41.071 Mails, 350 Stunden Material auf der Mailbox, 744 Tweets, 46 Facebook Nachrichten, vier gefälschte Facebook-Accounts, 106 Seiten Briefe und eine Tasse Tee. Die neue Serie „Baby Reindeer“ auf Netflix bricht gerade alle Rekorde, allein in der ersten Woche wurde sie 13,3 Millionen Mal gestreamt und belegt Platz eins der internationalen Netflix-Charts.
Bizarre Stalking-Geschichte
Doch was steckt hinter dem eigentlich harmlos klingenden Titel? Es handelt sich um eine Stalker-Story der etwas anderen Art. Im Vergleich zu Serien wie „You“, in der der Mann gezielt Frauen verfolgt, ist hier eine Frau am Werk. Zudem ist die Geschichte nicht fiktiv, sondern basiert auf Erlebnissen des schottischen Komikers Richard Gadd (34). In seinen 20ern traf er in einer Bar auf eine Frau, die er auf eine Tasse Tee einlud, um sie aufzuheitern. Die Folgen dieser eigentlich guten Tat waren fatal und veränderten das Leben des Protagonisten für immer.
Der Autor und Komiker versuchte das Erlebte irgendwie zu verarbeiten und stellte eine „Ein Mann Comedy-Show“ auf die Beine. Diese fand so großen Anklang, dass sie nach London verlegt wurde und schließlich der Streaminggigant Netflix an ihn herantrat. Mit der Adaption in eine Mini-Serie hofft der 34-Jährige nun ein größeres Publikum zu erreichen. „Ich hoffe, dass Leute, die Ähnliches erlebt haben, nun weniger Scham empfinden. Sie können so auch versuchen, das Erlebte zu verarbeiten.

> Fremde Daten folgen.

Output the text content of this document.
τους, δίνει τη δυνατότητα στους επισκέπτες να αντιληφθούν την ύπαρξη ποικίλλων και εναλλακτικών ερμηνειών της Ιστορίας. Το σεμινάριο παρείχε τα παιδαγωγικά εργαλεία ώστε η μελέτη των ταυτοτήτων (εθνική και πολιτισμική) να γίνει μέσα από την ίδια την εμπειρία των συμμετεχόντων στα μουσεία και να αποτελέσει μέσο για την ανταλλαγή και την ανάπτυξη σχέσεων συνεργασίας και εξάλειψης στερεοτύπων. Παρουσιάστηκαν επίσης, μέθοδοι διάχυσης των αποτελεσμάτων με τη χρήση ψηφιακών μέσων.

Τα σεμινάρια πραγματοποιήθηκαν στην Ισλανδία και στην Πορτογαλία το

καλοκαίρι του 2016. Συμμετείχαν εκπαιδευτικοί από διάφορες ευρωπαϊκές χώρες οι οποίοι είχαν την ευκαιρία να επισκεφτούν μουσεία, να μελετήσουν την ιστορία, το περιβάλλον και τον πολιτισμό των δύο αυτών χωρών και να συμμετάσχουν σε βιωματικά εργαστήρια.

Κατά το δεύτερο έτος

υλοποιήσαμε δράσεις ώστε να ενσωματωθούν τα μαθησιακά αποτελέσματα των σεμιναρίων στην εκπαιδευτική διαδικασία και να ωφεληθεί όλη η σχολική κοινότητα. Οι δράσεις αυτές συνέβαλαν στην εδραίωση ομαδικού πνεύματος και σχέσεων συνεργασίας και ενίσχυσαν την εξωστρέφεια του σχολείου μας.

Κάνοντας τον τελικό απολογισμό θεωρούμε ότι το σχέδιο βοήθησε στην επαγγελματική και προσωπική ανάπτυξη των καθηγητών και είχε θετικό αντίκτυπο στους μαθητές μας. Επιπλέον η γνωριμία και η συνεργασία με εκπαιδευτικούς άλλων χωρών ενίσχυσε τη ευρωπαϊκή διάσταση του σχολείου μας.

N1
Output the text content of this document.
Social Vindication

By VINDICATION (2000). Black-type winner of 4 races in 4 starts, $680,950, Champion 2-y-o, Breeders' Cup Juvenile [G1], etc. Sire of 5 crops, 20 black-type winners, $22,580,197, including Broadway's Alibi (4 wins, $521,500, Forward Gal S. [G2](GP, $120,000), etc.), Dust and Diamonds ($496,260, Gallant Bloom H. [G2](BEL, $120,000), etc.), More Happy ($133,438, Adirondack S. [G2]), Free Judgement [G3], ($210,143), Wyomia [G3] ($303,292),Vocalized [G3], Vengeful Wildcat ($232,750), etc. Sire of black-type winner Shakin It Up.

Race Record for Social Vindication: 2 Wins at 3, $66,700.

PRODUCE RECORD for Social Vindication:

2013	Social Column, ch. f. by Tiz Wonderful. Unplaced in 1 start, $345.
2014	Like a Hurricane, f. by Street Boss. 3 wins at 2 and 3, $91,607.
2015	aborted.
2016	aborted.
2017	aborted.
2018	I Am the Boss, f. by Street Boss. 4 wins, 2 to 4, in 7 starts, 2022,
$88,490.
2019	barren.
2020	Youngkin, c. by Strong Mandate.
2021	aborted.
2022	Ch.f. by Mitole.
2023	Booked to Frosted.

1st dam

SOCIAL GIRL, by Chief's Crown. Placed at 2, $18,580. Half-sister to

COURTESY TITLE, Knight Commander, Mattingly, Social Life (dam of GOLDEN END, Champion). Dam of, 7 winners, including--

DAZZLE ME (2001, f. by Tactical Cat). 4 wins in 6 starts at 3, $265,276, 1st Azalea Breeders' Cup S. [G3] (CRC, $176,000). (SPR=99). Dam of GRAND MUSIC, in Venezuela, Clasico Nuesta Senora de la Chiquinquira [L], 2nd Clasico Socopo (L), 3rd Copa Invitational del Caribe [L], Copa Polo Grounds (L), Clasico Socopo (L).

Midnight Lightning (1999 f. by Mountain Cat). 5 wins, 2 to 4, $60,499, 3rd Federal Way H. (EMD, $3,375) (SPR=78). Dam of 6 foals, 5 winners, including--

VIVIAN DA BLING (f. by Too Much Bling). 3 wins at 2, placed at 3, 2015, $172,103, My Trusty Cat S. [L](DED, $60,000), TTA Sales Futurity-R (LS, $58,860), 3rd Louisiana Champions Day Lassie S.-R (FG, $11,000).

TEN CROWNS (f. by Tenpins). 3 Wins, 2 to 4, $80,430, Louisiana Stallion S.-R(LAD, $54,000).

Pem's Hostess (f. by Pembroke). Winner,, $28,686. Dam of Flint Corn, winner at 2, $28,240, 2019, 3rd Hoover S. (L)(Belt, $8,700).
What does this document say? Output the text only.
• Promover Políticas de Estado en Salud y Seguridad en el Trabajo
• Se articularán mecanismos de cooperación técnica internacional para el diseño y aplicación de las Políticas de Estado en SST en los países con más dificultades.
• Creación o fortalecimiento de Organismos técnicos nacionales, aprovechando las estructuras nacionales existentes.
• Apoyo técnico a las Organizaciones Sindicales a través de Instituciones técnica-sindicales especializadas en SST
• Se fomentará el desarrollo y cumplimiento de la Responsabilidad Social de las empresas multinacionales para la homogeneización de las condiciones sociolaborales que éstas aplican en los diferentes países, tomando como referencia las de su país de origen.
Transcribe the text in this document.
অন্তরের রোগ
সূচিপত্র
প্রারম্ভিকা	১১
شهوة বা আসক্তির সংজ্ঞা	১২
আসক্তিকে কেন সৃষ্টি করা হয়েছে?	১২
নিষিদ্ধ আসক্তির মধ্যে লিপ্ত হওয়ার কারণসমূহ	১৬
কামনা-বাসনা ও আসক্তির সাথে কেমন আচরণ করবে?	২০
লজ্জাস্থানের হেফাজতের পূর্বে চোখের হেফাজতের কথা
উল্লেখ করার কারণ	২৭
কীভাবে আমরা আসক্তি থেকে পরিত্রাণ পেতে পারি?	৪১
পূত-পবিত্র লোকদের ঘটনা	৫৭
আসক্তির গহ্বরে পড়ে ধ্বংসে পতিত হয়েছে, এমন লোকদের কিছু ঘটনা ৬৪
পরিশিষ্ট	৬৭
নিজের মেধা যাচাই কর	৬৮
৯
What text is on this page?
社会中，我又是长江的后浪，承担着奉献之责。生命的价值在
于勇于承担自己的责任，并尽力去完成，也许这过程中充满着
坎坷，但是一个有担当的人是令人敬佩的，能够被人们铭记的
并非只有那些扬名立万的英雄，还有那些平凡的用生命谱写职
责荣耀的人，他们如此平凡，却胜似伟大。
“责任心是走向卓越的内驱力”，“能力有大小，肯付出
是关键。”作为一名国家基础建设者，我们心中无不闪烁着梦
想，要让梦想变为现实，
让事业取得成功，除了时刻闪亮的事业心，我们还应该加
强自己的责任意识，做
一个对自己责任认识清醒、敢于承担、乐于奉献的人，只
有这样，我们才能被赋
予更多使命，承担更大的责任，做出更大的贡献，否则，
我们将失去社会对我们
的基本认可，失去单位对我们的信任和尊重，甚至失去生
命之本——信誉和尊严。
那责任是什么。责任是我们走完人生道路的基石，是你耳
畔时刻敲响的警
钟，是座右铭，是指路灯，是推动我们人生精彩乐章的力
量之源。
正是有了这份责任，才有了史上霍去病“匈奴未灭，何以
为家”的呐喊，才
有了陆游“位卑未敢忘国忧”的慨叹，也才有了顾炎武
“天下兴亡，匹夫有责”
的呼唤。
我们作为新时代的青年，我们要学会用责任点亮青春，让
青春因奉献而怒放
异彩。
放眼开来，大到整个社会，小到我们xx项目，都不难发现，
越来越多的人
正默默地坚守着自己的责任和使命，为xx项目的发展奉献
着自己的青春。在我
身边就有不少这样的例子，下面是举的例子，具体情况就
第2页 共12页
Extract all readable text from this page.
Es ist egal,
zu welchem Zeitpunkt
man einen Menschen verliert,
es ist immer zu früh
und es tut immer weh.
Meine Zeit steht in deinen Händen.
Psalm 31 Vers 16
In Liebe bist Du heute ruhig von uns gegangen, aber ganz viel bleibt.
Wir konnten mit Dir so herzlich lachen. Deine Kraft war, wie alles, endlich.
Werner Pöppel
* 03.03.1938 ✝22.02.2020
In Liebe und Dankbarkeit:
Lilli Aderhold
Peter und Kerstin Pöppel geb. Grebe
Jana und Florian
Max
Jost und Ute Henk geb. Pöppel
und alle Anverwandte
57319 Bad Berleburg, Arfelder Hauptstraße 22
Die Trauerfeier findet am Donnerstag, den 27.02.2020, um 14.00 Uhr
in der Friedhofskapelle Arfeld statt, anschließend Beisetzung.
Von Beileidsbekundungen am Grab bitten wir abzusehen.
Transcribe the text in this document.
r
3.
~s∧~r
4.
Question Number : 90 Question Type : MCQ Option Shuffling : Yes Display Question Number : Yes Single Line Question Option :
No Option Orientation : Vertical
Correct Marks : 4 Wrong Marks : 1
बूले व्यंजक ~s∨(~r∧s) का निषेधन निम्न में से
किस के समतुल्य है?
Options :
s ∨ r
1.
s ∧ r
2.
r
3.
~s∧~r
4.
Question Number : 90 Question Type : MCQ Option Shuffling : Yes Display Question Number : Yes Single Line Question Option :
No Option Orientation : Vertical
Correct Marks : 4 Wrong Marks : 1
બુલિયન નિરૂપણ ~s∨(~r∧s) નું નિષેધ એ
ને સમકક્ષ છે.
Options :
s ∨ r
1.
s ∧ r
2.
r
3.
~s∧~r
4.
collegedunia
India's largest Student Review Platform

Obwohl die Thematiken der Serie bizarr und belastend sind, hat Gadd versucht humoristische Elemente zu integrieren, um die Geschichte aufzulockern. Es werden unter anderem Tabuthemen wie sexueller Missbrauch und psychische Probleme thematisiert. Der 34-Jährige war nicht nur maßgeblich an der Entwicklung der Serie sowie dem Schreiben des Drehbuchs beteiligt, sondern nimmt auch die Rolle des Protagonisten ein.
Trotz all dem Lob und den positiven Kritiken, nahm der Erfolg der Serie jüngst eine negative Wendung. Das Team musste im Zuge der Dreharbeiten die Namen sowie bestimmte Details der Charaktere und Geschichte ändern, um die wahren Personen hinter der Story sowie ihre Familien zu schützen. „Man kann nicht einfach das Leben und den Namen von jemandem kopieren und es ins Fernsehen packen. Und natürlich war uns sehr bewusst, dass einige der Dargestellten sehr verwundbare Leute sind, also möchte man deren Leben nicht noch schwerer machen“, erzählt er im Interview mit „Variety“.
Doch diverse Hobby-Detektive machten sich ans Werk und verbreiteten im Netz wirre Theorien, wer wohl hinter Stalkerin Martha, Transfrau Terri oder dem TV-Autor Darrien steckt. Dies führte unter anderem zu Anschuldigungen gegen den britischen Regisseur und Autor Sean Foley, der auf X, vormals Twitter, Stellung bezog. „Die Polizei ist informiert und untersucht alle diffamierenden, beleidigenden und bedrohenden Posts gegen mich“, schreibt er.
Nach den wüsten Anschuldigungen gegen Foley meldete sich auch Macher Gadd zu Wort und verteidigte ihn. Der appellierte am Anfang der Woche an seine Fans via Instagram, damit aufzuhören. „Bitte spekuliert nicht darüber, wer die realen Personen sein könnten. Darum geht es in unserer Serie nicht.“
Denn der Schotte möchte betonen, dass Martha keinerlei Schuld trifft. „Ich kann nicht oft genug betonen, was sie in dieser ganzen Situation für ein Opfer ist. Stalking ist eine Krankheit. Es wäre falsch, sie als Monster darzustellen, weil sie krank ist und das System sie übergangen hat“, sagt er in einem anderen Interview mit der „Times“.